Atomically Precise Manufacturing aka Nanotechnology

If you are an expert on A.P.M., you will read these pages through a very different lens than most of my audience. Like superconductors, nanotechnology is a magic buzzword without concrete meaning for most people. In fact, the word "nanotechnology" has been coopted and reused to describe thin sheets of material, small grained materials, all kinds of bulk chemistry/material researches that have little to do with Eric Drexler's original definition involving nanoscale structures made from precisely and intentionally positioned atoms. In some people's brains, nanotechnology has oxidized and gone rancid, and I refuse to treat Eric's great ideas that way, even inadvertently through my own misunderstandings of Atomically Precise Manufacturing ( his newer and hopefully less corruptable neologism ).

Superconductors have been a magic buzzword for a century, and most people still don't understand them. Engineers and physicists who ought to know better still assume that they are a magic technology sauce that can make a rancid idea palatable. The possibilities of superconductivity were clear to its discoverer Onnes in 1911, but were not realized because pure elemental (Type 1) superconductors aren't robust. Practical applications awaited the work of Meissner and Ochsenfeld (1933), the Londons (1935), Bardeen, Cooper, and Schrieffer (1957), and advanced alloys of Niobium (1954). The first major application, superconducting magnets, were not widely deployed until the late 1980s, 75 years after Onnes' pioneering discovery.
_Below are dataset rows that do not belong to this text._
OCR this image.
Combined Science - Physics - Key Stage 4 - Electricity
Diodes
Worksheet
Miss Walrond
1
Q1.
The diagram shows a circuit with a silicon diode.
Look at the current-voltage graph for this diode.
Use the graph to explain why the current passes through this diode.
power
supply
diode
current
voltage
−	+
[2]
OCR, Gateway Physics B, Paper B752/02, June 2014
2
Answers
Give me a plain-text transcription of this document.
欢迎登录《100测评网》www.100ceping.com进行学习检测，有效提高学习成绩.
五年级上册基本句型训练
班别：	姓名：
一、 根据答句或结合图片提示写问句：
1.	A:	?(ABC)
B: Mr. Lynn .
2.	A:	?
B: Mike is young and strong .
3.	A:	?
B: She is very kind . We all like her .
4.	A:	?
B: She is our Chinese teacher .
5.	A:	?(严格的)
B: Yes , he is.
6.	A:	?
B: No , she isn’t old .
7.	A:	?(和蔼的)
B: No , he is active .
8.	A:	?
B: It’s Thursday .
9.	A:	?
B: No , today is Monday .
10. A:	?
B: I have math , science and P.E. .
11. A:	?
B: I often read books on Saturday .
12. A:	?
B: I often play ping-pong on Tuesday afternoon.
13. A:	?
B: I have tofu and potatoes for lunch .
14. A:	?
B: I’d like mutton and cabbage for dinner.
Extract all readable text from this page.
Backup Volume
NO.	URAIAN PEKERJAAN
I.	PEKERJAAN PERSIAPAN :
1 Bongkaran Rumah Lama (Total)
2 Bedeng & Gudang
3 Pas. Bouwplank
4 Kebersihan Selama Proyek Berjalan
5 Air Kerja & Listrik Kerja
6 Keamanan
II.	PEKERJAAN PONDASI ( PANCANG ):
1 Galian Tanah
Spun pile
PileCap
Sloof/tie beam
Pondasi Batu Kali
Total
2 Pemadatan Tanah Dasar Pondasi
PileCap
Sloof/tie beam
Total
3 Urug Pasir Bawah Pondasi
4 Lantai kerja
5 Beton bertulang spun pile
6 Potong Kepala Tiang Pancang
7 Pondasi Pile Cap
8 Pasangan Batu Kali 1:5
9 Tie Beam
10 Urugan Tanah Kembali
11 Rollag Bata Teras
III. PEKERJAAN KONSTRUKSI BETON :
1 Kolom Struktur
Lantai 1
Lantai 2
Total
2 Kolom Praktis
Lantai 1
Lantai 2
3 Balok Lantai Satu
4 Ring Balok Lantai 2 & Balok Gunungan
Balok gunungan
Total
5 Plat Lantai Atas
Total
A.P.M. is making great progress, and will certainly show widely deployed results sooner than 2061, the 75th anniversary of Eric Drexler's "Engines of Creation". However, in 2012, we cannot accurately predict the course of progress of A.P.M., or what server-sky-relevant manufacturing processes it will impact first. Will it be computation? Solar cells? Radiation resistance? The problem is not the relevance of molecular scale manufacturing, but in which directions it will expand the "possibility space" first, or more accurately, which directions will be hindered by stumbling blocks and lack of application-specific robustness. While Eric has a much better idea about near-term directions, and may write about it here someday, I am not competent to make such predictions.

In the long term, Server Sky will be entirely transformed by A.P.M., and we should leave "hooks in the design" for rapid insertion of these technologies (or any others). But we can't wait for A.P.M. to appear - Server Sky can be deployed now, and modified later. We must keep the possibility of "hostile goo" in mind - early thinsat designs may be vulnerable to molecular scale modification or destruction. We should budget for on-orbit security upgrades that protect thinsats from such modification, and develop and deploy them well in advance of need.

Take the musings on this site as an approximation, and if you are an expert on A.P.M., re-vector my musings in the directions your expertise may take them. If you know little about nanotechnology, assume that the possibility space around Server Sky is huge and undefined. The spot I describe here is in that possibility space, but the paths actually taken will be more feasible, cost effective, and environmentally benign. Take the optimism and enormous benefits described here and multiply them, perhaps beyond my understanding or yours.

Atomically Precise Manufacturing is by no means the only potential technology that will change the description of Server Sky and space energy. Advances in laser efficiency and steerability could replace radio transmission with light. Economic improvements in rural China, India, or Africa could radically alter applications and provide millions of developers. And war could change everything. If you have expertise in any of these areas, and can describe their effects in quantifiable design-applicable ways, please write about them.